Whilst we seem to be able to recognise that Covid-19 has been a traumatic experience for adults – worthy of a multitude of workplace wellbeing initiatives – we seem less willing to acknowledge that the same is true for younger people. To ignore the impact that Covid-19 has had on us as a team would be to disregard the learning and the growth that comes from such adversity. As for young people – particularly marginalised groups in prisons and schools – their emotional needs seem hardly to matter at all in the rush to get “back to normal”. We need to recognise and address the grief, loss and anger felt by the Covid generation or risk paying the price for many generations to come.
4. Re-imagine the future
Recent world events have shone new light on the levels of injustice, racism and inequality in our society.
These events have provoked outrage and greater public scrutiny of some fundamental parts of our society which are broken. The process of awarding students their GCSE/A-Level grades will no doubt ignite further scrutiny over the attainment gaps between children from different backgrounds, between children living in different parts of the country. I suspect we will see further increases in school exclusions as ‘difficult’ children stand in the way of progress. Youth violence has already returned to pre-Covid levels and I suspect, without proactive, holistic interventions, levels of violent crime will continue to rise. We hope that with greater scrutiny, there will be greater opportunity for positive policy change and we are currently exploring what Khulisa’s role in this should be.
The sad truth is that those with the least to lose will be hit the hardest in the months and years ahead. Khulisa – like many other charities – will be needed to help the country cope and recover and yet as I write this, only 25% of the government’s emergency funds (£200m) has been allocated to small charities, 4 months after the plan was announced. With so many small charities on the brink of closure, I wonder what this will mean for the most vulnerable groups. In contrast, there are a range of funders who have stood by Khulisa, increased and extended their grants, many of these organisations have taken great financial risks to ensure we can still keep going. These vital contributions should be held up as an example to the government, whose comparative disregard for our sector and the work we do, is damning.
We will do our part in ensuring young people get the emotional support they need during this difficult time – appropriate support from us and from other adults in their lives – and I know I am surrounded by a plethora of like-minded charities who are playing their role in the recovery too.
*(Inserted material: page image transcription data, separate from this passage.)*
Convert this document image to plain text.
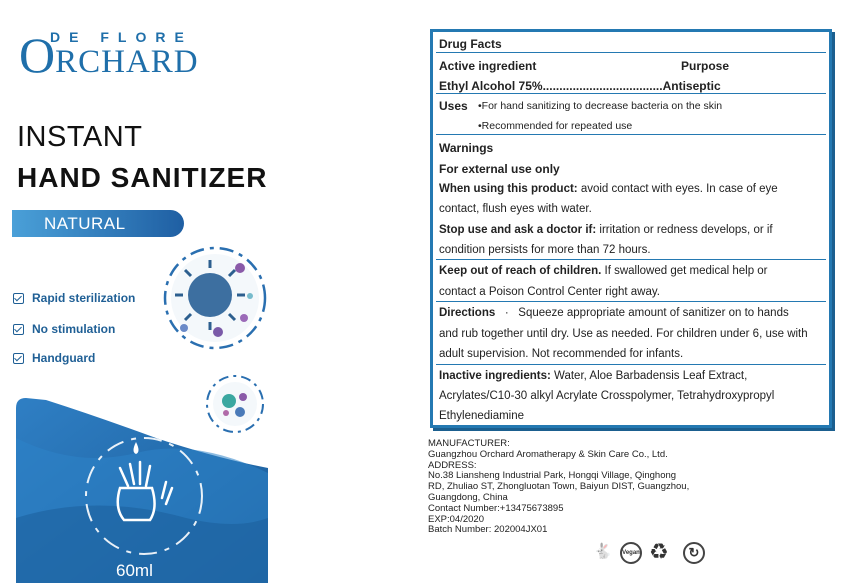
DE FLORE
ORCHARD
INSTANT
HAND SANITIZER
NATURAL
Rapid sterilization
No stimulation
Handguard
60ml
Drug Facts
Active ingredient	Purpose
Ethyl Alcohol 75%....................................Antiseptic
Uses •For hand sanitizing to decrease bacteria on the skin
•Recommended for repeated use
Warnings
For external use only
When using this product: avoid contact with eyes. In case of eye
contact, flush eyes with water.
Stop use and ask a doctor if: irritation or redness develops, or if
condition persists for more than 72 hours.
Keep out of reach of children. If swallowed get medical help or
contact a Poison Control Center right away.
Directions · Squeeze appropriate amount of sanitizer on to hands
and rub together until dry. Use as needed. For children under 6, use with
adult supervision. Not recommended for infants.
Inactive ingredients: Water, Aloe Barbadensis Leaf Extract,
Acrylates/C10-30 alkyl Acrylate Crosspolymer, Tetrahydroxypropyl
Ethylenediamine
MANUFACTURER:
Guangzhou Orchard Aromatherapy & Skin Care Co., Ltd.
ADDRESS:
No.38 Liansheng Industrial Park, Hongqi Village, Qinghong
RD, Zhuliao ST, Zhongluotan Town, Baiyun DIST, Guangzhou,
Guangdong, China
Contact Number:+13475673895
EXP:04/2020
Batch Number: 202004JX01
🐇 Vegan ♻	↻
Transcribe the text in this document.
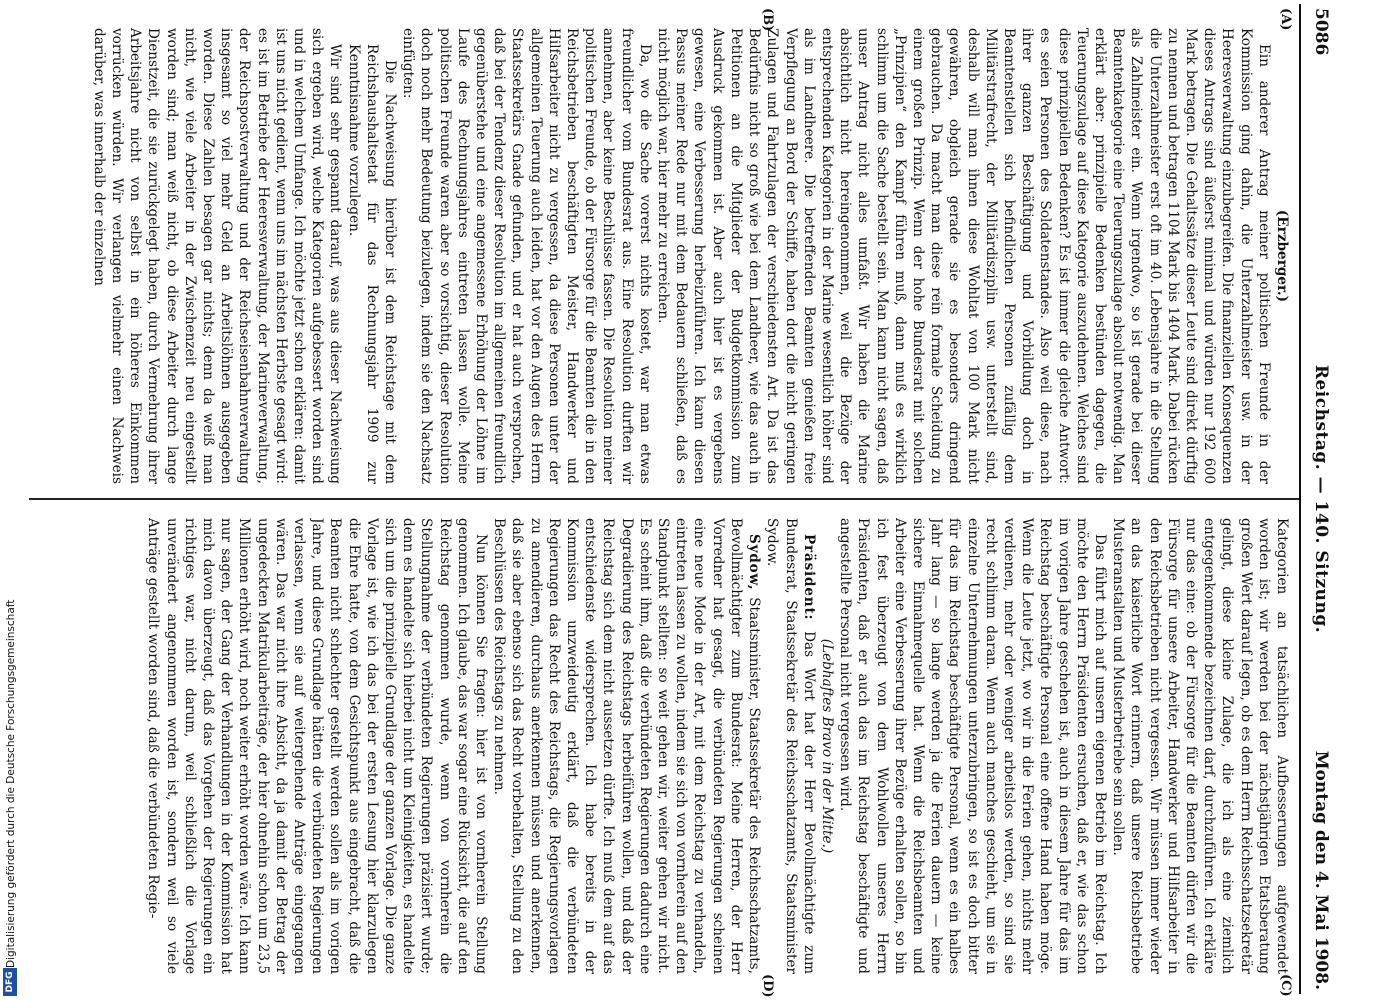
5086
Reichstag. — 140. Sitzung.
Montag den 4. Mai 1908.
(A)
(B)
(C)
(D)

(Erzberger.)

Ein anderer Antrag meiner politischen Freunde in der Kommission ging dahin, die Unterzahlmeister usw. in der Heeresverwaltung einzubegreifen. Die finanziellen Konsequenzen dieses Antrags sind äußerst minimal und würden nur 192 600 Mark betragen. Die Gehaltssätze dieser Leute sind direkt dürftig zu nennen und betragen 1104 Mark bis 1404 Mark. Dabei rücken die Unterzahlmeister erst oft im 40. Lebensjahre in die Stellung als Zahlmeister ein. Wenn irgendwo, so ist gerade bei dieser Beamtenkategorie eine Teuerungszulage absolut notwendig. Man erklärt aber: prinzipielle Bedenken bestünden dagegen, die Teuerungszulage auf diese Kategorie auszudehnen. Welches sind diese prinzipiellen Bedenken? Es ist immer die gleiche Antwort: es seien Personen des Soldatenstandes. Also weil diese, nach ihrer ganzen Beschäftigung und Vorbildung doch in Beamtenstellen sich befindlichen Personen zufällig dem Militärstrafrecht, der Militärdisziplin usw. unterstellt sind, deshalb will man ihnen diese Wohltat von 100 Mark nicht gewähren, obgleich gerade sie es besonders dringend gebrauchen. Da macht man diese rein formale Scheidung zu einem großen Prinzip. Wenn der hohe Bundesrat mit solchen „Prinzipien“ den Kampf führen muß, dann muß es wirklich schlimm um die Sache bestellt sein. Man kann nicht sagen, daß unser Antrag nicht alles umfaßt. Wir haben die Marine absichtlich nicht hereingenommen, weil die Bezüge der entsprechenden Kategorien in der Marine wesentlich höher sind als im Landheere. Die betreffenden Beamten genießen freie Verpflegung an Bord der Schiffe, haben dort die nicht geringen Zulagen und Fahrtzulagen der verschiedensten Art. Da ist das Bedürfnis nicht so groß wie bei dem Landheer, wie das auch in Petitionen an die Mitglieder der Budgetkommission zum Ausdruck gekommen ist. Aber auch hier ist es vergebens gewesen, eine Verbesserung herbeizuführen. Ich kann diesen Passus meiner Rede nur mit dem Bedauern schließen, daß es nicht möglich war, hier mehr zu erreichen.

Da, wo die Sache vorerst nichts kostet, war man etwas freundlicher vom Bundesrat aus. Eine Resolution durften wir annehmen, aber keine Beschlüsse fassen. Die Resolution meiner politischen Freunde, ob der Fürsorge für die Beamten die in den Reichsbetrieben beschäftigten Meister, Handwerker und Hilfsarbeiter nicht zu vergessen, da diese Personen unter der allgemeinen Teuerung auch leiden, hat vor den Augen des Herrn Staatssekretärs Gnade gefunden, und er hat auch versprochen, daß bei der Tendenz dieser Resolution im allgemeinen freundlich gegenüberstehe und eine angemessene Erhöhung der Löhne im Laufe des Rechnungsjahres eintreten lassen wolle. Meine politischen Freunde waren aber so vorsichtig, dieser Resolution doch noch mehr Bedeutung beizulegen, indem sie den Nachsatz einfügten:

Die Nachweisung hierüber ist dem Reichstage mit dem Reichshaushaltsetat für das Rechnungsjahr 1909 zur Kenntnisnahme vorzulegen.

Wir sind sehr gespannt darauf, was aus dieser Nachweisung sich ergeben wird, welche Kategorien aufgebessert worden sind und in welchem Umfange. Ich möchte jetzt schon erklären: damit ist uns nicht gedient, wenn uns im nächsten Herbste gesagt wird: es ist im Betriebe der Heeresverwaltung, der Marineverwaltung, der Reichspostverwaltung und der Reichseisenbahnverwaltung insgesamt so viel mehr Geld an Arbeitslöhnen ausgegeben worden. Diese Zahlen besagen gar nichts; denn da weiß man nicht, wie viele Arbeiter in der Zwischenzeit neu eingestellt worden sind; man weiß nicht, ob diese Arbeiter durch lange Dienstzeit, die sie zurückgelegt haben, durch Vermehrung ihrer Arbeitsjahre nicht von selbst in ein höheres Einkommen vorrücken würden. Wir verlangen vielmehr einen Nachweis darüber, was innerhalb der einzelnen

Kategorien an tatsächlichen Aufbesserungen aufgewendet worden ist; wir werden bei der nächstjährigen Etatsberatung großen Wert darauf legen, ob es dem Herrn Reichsschatzsekretär gelingt, diese kleine Zulage, die ich als eine ziemlich entgegenkommende bezeichnen darf, durchzuführen. Ich erkläre nur das eine: ob der Fürsorge für die Beamten dürfen wir die Fürsorge für unsere Arbeiter, Handwerker und Hilfsarbeiter in den Reichsbetrieben nicht vergessen. Wir müssen immer wieder an das kaiserliche Wort erinnern, daß unsere Reichsbetriebe Musteranstalten und Musterbetriebe sein sollen.

Das führt mich auf unsern eigenen Betrieb im Reichstag. Ich möchte den Herrn Präsidenten ersuchen, daß er, wie das schon im vorigen Jahre geschehen ist, auch in diesem Jahre für das im Reichstag beschäftigte Personal eine offene Hand haben möge. Wenn die Leute jetzt, wo wir in die Ferien gehen, nichts mehr verdienen, mehr oder weniger arbeitslos werden, so sind sie recht schlimm daran. Wenn auch manches geschieht, um sie in einzelne Unternehmungen unterzubringen, so ist es doch bitter für das im Reichstag beschäftigte Personal, wenn es ein halbes Jahr lang — so lange werden ja die Ferien dauern — keine sichere Einnahmequelle hat. Wenn die Reichsbeamten und Arbeiter eine Verbesserung ihrer Bezüge erhalten sollen, so bin ich fest überzeugt von dem Wohlwollen unseres Herrn Präsidenten, daß er auch das im Reichstag beschäftigte und angestellte Personal nicht vergessen wird.

(Lebhaftes Bravo in der Mitte.)

Präsident: Das Wort hat der Herr Bevollmächtigte zum Bundesrat, Staatssekretär des Reichsschatzamts, Staatsminister Sydow.

Sydow, Staatsminister, Staatssekretär des Reichsschatzamts, Bevollmächtigter zum Bundesrat: Meine Herren, der Herr Vorredner hat gesagt, die verbündeten Regierungen scheinen eine neue Mode in der Art, mit dem Reichstag zu verhandeln, eintreten lassen zu wollen, indem sie sich von vornherein auf den Standpunkt stellten: so weit gehen wir, weiter gehen wir nicht. Es scheint ihm, daß die verbündeten Regierungen dadurch eine Degradierung des Reichstags herbeiführen wollen, und daß der Reichstag sich dem nicht aussetzen dürfte. Ich muß dem auf das entschiedenste widersprechen. Ich habe bereits in der Kommission unzweideutig erklärt, daß die verbündeten Regierungen das Recht des Reichstags, die Regierungsvorlagen zu amendieren, durchaus anerkennen müssen und anerkennen, daß sie aber ebenso sich das Recht vorbehalten, Stellung zu den Beschlüssen des Reichstags zu nehmen.

Nun können Sie fragen: hier ist von vornherein Stellung genommen. Ich glaube, das war sogar eine Rücksicht, die auf den Reichstag genommen wurde, wenn von vornherein die Stellungnahme der verbündeten Regierungen präzisiert wurde; denn es handelte sich hierbei nicht um Kleinigkeiten, es handelte sich um die prinzipielle Grundlage der ganzen Vorlage. Die ganze Vorlage ist, wie ich das bei der ersten Lesung hier klarzulegen die Ehre hatte, von dem Gesichtspunkt aus eingebracht, daß die Beamten nicht schlechter gestellt werden sollen als im vorigen Jahre, und diese Grundlage hätten die verbündeten Regierungen verlassen, wenn sie auf weitergehende Anträge eingegangen wären. Das war nicht ihre Absicht, da ja damit der Betrag der ungedeckten Matrikularbeiträge, der hier ohnehin schon um 23,5 Millionen erhöht wird, noch weiter erhöht worden wäre. Ich kann nur sagen, der Gang der Verhandlungen in der Kommission hat mich davon überzeugt, daß das Vorgehen der Regierungen ein richtiges war, nicht darum, weil schließlich die Vorlage unverändert angenommen worden ist, sondern weil so viele Anträge gestellt worden sind, daß die verbündeten Regie-

Digitalisierung gefördert durch die Deutsche Forschungsgemeinschaft
DFG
I’d like to finish by saying a special thank you to our brilliant board of Trustees and to Sherry Peck (Safer London), Ben Kernighan (Leap), John Poyton (Redthread), Evan Jones (St Giles) and Lucie Russell (Street Doctors) – all of whom I greatly admire for their relentless commitment to their work and willingness to advise and encourage me.
Of all the lessons I’ve learned, the key to surviving a storm is the network of people around you, finding strength in a shared purpose and making sure nobody gets left behind.